When I turned on my computer and saw that equity traders had quickly driven S&P futures sharply higher in Sunday night trading on the heels of today's Fannie Mae-Freddie Mac "rescue," I immediately thought of the following Bertrand Russell quote:
The trouble with the world is that the stupid are cocksure and the intelligent are full of doubt.
Regardless, since most of the financial blogosphere is already providing blanket coverage of the fraud being perpretated on taxpayers by the Wall Street-Washington nexus, I thought it would be interesting to highlight a few of the other scams our "leadership" is currently involved with (which stock market investors, of course, blindly accept as the unvarnished truth).
Below is a Financial Times commentary by Rob Arnott, chairman of Research Affiliates, "Government Lies and Squishy Ethics," that gives it straight.
“There are three kinds of lies: lies, damned lies, and statistics.” Benjamin Disraeli, later popularised by Mark Twain.
Let’s drill down to examine three sets of government-issued lies, or should I say statistics, that shape our perceptions of the economy, and hence our investment opportunity set: “off balance sheet” (OBS) spending, deceptions in the inflation statistics and the pretence that we’re perhaps avoiding a recession.
What’s the expected US fiscal deficit in the coming year? $500bn (£283bn, €350bn)?
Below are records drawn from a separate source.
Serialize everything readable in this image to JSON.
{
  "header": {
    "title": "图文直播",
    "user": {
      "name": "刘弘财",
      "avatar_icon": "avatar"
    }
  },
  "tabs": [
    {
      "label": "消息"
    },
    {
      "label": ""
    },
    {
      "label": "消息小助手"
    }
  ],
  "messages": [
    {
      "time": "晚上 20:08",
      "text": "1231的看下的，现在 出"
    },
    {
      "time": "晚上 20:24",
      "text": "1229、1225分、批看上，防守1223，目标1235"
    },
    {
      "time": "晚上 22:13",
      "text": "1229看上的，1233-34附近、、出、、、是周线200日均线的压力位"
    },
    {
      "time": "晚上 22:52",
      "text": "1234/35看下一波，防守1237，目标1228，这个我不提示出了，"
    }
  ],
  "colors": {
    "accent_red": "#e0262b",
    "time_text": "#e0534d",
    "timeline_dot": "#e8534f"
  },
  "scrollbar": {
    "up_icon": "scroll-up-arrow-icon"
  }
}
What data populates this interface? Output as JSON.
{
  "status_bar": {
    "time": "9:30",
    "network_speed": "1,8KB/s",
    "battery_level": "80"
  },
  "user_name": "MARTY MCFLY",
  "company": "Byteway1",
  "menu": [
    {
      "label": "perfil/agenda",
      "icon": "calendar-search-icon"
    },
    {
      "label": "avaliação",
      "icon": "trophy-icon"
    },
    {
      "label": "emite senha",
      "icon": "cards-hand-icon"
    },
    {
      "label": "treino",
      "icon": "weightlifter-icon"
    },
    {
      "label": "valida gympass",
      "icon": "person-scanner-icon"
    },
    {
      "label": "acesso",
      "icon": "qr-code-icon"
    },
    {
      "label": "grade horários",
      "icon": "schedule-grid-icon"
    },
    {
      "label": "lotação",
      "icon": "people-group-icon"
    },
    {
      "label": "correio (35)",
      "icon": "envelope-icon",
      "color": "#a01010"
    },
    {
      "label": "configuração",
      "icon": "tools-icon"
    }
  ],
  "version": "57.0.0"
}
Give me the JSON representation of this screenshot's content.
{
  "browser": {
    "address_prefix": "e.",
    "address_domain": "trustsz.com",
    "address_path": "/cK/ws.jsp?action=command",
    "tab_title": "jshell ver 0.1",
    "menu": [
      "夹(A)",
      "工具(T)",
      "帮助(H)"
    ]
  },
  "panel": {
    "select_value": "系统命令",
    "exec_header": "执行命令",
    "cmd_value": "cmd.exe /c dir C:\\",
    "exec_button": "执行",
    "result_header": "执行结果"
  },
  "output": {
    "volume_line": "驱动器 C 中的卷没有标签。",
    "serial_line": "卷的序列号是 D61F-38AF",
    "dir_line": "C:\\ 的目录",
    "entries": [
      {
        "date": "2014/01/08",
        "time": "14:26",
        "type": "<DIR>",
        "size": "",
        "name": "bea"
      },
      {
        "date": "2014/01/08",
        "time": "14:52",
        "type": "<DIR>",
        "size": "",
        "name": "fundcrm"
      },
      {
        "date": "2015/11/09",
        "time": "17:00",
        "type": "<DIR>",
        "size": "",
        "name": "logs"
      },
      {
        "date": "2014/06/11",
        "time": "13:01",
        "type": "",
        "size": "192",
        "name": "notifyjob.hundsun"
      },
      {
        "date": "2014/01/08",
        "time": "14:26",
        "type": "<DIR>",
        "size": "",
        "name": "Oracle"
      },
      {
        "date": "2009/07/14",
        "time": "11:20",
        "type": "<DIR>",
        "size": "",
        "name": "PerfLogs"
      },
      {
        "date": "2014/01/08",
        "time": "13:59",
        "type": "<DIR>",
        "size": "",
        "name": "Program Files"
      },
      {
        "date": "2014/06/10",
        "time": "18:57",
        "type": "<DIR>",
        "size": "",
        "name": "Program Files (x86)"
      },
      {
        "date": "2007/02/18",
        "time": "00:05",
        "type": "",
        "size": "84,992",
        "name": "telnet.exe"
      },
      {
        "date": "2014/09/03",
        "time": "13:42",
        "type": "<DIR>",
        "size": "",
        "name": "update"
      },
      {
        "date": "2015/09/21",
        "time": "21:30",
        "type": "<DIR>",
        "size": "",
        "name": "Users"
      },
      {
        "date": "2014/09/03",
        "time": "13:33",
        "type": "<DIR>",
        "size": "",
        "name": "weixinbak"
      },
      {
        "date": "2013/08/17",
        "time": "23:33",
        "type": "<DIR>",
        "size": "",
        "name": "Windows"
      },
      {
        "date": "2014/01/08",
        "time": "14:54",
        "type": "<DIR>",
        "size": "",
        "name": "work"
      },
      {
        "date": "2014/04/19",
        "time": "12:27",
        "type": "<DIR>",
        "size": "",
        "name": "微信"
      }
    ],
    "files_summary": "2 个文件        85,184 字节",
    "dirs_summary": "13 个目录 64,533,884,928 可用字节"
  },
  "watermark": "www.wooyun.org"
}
Guess again. With the accrual of future obligations for Social Security, Medicare and Medicaid, and with the cost of the war in Iraq and Afghanistan – all of which are off balance sheet – the true deficit is roughly $1,000bn.
Regardless of one’s political views on Iraq and Afghanistan, most of us would reject the notion these wars are cost-free. They are taken “off balance sheet” because they are “temporary” – five to seven years into these respective conflicts. Similarly, the US counts Social Security, Medicare and Medicaid only as the money is spent.
If a corporate management team chose to count pension and post-retirement medical spending in their P&L – while ignoring the accrual of new obligations – that management team would quickly be spirited off. But the administration and legislature are complicit in this self-same deception.
What about the current rate of inflation? Through June the one-year GDP deflator (a measure of the difference between real gross domestic product and nominal GDP) is an absurdly low 2.0 per cent, and through July core one-year inflation is 2.5 per cent, if we ignore the inconvenient run-up in food and energy costs. Top-line inflation as measured by the consumer price index (CPI) is far higher at 5.7 per cent. But if our methodology had not been changed radically in 1992 (see shadowstats.com), CPI would now be approaching 9 per cent.